Gawande on Checklists vs. Heroism
We don’t like checklists. They can be painstaking. They’re not much fun. But I don’t think the issue here is mere laziness. There’s something deeper, more visceral going on when people walk away not only from saving lives but from making money. It somehow feels beneath us to use a checklist, an embarrassment. It runs counter to deeply held beliefs about how the truly great among us – those we aspire to be – handle situations of high stakes and complexity. The truly great are daring. They improvise. They do not have protocols and checklists.
Maybe our idea of heroism needs updating.
The fear people have about the idea of adherence to protocol is rigidity. They imagine mindless automatons, heads down in a checklist, incapable of looking out their windshield and coping with the real world in front of them. But what you find, when a checklist is well made, is exactly the opposite. The checklist gets the dumb stuff out of the way, the routines your brain shouldn’t have to occupy itself with (Are the elevator controls set? Did the patient get her antibiotics on time? Did the managers sell all their shares? Is everyone on the same page here?), and lets it rise above to focus on the hard stuff (Where should we land?).
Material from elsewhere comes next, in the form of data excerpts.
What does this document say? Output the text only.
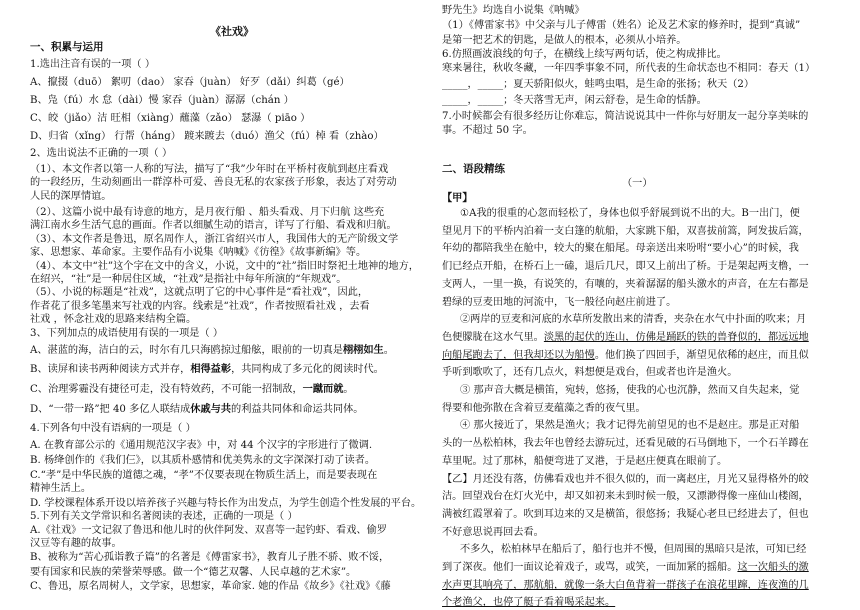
《社戏》
一、积累与运用
1.选出注音有误的一项（ ）
A、攛掇（duō） 絮叨（dao） 家吞（juàn） 好歹（dǎi）纠葛（gé）
B、凫（fú）水 怠（dài）慢 家吞（juàn）潺潺（chán ）
C、皎（jiǎo）洁 旺相（xiàng）蘸藻（zǎo） 瑟瀑（ piāo ）
D、归省（xǐng） 行帮（háng） 踱来踱去（duó）渔父（fú）棹 看（zhào）
2、选出说法不正确的一项（ ）
（1）、本文作者以第一人称的写法，描写了“我”少年时在平桥村夜航到赵庄看戏
的一段经历，生动刻画出一群淳朴可爱、善良无私的农家孩子形象，表达了对劳动
人民的深厚情谊。
（2）、这篇小说中最有诗意的地方，是月夜行船 、船头看戏、月下归航 这些充
满江南水乡生活气息的画面。作者以细腻生动的语言，详写了行船、看戏和归航。
（3）、本文作者是鲁迅，原名周作人，浙江省绍兴市人，我国伟大的无产阶级文学
家、思想家、革命家。主要作品有小说集《呐喊》《彷徨》《故事新编》等。
（4）、本文中“社”这个字在文中的含义，小说，文中的“社”指旧时祭祀土地神的地方，
在绍兴，“社”是一种居住区域，“社戏”是指社中每年所演的“年规戏”。
（5）、小说的标题是“社戏”，这就点明了它的中心事件是“看社戏”，因此，
作者花了很多笔墨来写社戏的内容。线索是“社戏”，作者按照看社戏 ，去看
社戏 ，怀念社戏的思路来结构全篇。
3、下列加点的成语使用有误的一项是（ ）
A、湛蓝的海，洁白的云，时尔有几只海鸥掠过船舷，眼前的一切真是栩栩如生。
B、读屏和读书两种阅读方式并存，相得益彰，共同构成了多元化的阅读时代。
C、治理雾霾没有捷径可走，没有特效药，不可能一招制敌，一蹴而就。
D、“一带一路”把 40 多亿人联结成休戚与共的利益共同体和命运共同体。
4.下列各句中没有语病的一项是（ ）
A. 在教育部公示的《通用规范汉字表》中，对 44 个汉字的字形进行了微调.
B. 杨绛创作的《我们仨》，以其质朴感情和优美隽永的文字深深打动了读者。
C.“孝”是中华民族的道德之魂，“孝”不仅要表现在物质生活上，而是要表现在
精神生活上。
D. 学校课程体系开设以培养孩子兴趣与特长作为出发点，为学生创造个性发展的平台。
5.下列有关文学常识和名著阅读的表述，正确的一项是（ ）
A.《社戏》一文记叙了鲁迅和他儿时的伙伴阿发、双喜等一起钓虾、看戏、偷罗
汉豆等有趣的故事。
B、被称为“苦心孤诣教子篇”的名著是《傅雷家书》，教育儿子胜不骄、败不馁，
要有国家和民族的荣誉荣辱感。做一个“德艺双馨、人民卓越的艺术家”。
C、鲁迅，原名周树人，文学家，思想家，革命家. 她的作品《故乡》《社戏》《藤
野先生》均选自小说集《呐喊》
（1）《傅雷家书》中父亲与儿子傅雷（姓名）论及艺术家的修养时，提到“真诚”
是第一把艺术的钥匙，是做人的根本，必须从小培养。
6.仿照画波浪线的句子，在横线上续写两句话，使之构成排比。
寒来暑往，秋收冬藏，一年四季事象不同，所代表的生命状态也不相同：春天（1）
_____，_____；夏天骄阳似火，蛙鸣虫唱，是生命的张扬；秋天（2）
_____，_____；冬天落雪无声，闲云舒卷，是生命的恬静。
7.小时候都会有很多经历让你难忘，简洁说说其中一件你与好朋友一起分享美味的
事。不超过 50 字。
二、语段精练
（一）
【甲】
①A我的很重的心忽而轻松了，身体也似乎舒展到说不出的大。B一出门，便
望见月下的平桥内泊着一支白篷的航船，大家跳下船，双喜拔前篙，阿发拔后篙，
年幼的都陪我坐在舱中，较大的聚在船尾。母亲送出来吩咐“要小心”的时候，我
们已经点开船，在桥石上一磕，退后几尺，即又上前出了桥。于是架起两支橹，一
支两人，一里一换，有说笑的，有嚷的，夹着潺潺的船头激水的声音，在左右都是
碧绿的豆麦田地的河流中，飞一般径向赵庄前进了。
②两岸的豆麦和河底的水草所发散出来的清香，夹杂在水气中扑面的吹来；月
色便朦胧在这水气里。淡黑的起伏的连山，仿佛是踊跃的铁的兽脊似的，都远远地
向船尾跑去了，但我却还以为船慢。他们换了四回手，渐望见依稀的赵庄，而且似
乎听到歌吹了，还有几点火，料想便是戏台，但或者也许是渔火。
③ 那声音大概是横笛，宛转，悠扬，使我的心也沉静，然而又自失起来，觉
得要和他弥散在含着豆麦蕴藻之香的夜气里。
④ 那火接近了，果然是渔火；我才记得先前望见的也不是赵庄。那是正对船
头的一丛松柏林，我去年也曾经去游玩过，还看见破的石马倒地下，一个石羊蹲在
草里呢。过了那林，船便弯进了叉港，于是赵庄便真在眼前了。
【乙】月还没有落，仿佛看戏也并不很久似的，而一离赵庄，月光又显得格外的皎
洁。回望戏台在灯火光中，却又如初来未到时候一般，又漂渺得像一座仙山楼阁，
满被红霞罩着了。吹到耳边来的又是横笛，很悠扬；我疑心老旦已经进去了，但也
不好意思说再回去看。
不多久，松柏林早在船后了，船行也并不慢，但周围的黑暗只是浓，可知已经
到了深夜。他们一面议论着戏子，或骂，或笑，一面加紧的摇船。这一次船头的激
水声更其响亮了，那航船，就像一条大白鱼背着一群孩子在浪花里蹿，连夜渔的几
个老渔父，也停了艇子看着喝采起来。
Here are the details for one of the sharpest checklists I’ve seen, a checklist for engine failure during flight in a single-engine Cessna airplane. … It is slimmed down to six key steps not to miss for restarting the engine, steps like making sure the fuel shutoff valve is in the OPEN position and putting the backup fuel pump switch ON. Bus step one on the list is the most fascinating. It is simply: FLY THE AIRPLANE. Because pilots sometimes become so desperate trying to restart their engine, so crushed by the cognitive overload of thinking through what could have gone wrong, they forget this most basic task: FLY THE AIRPLANE. This isn’t rigidity. This is making sure everyone has their best shot at survival.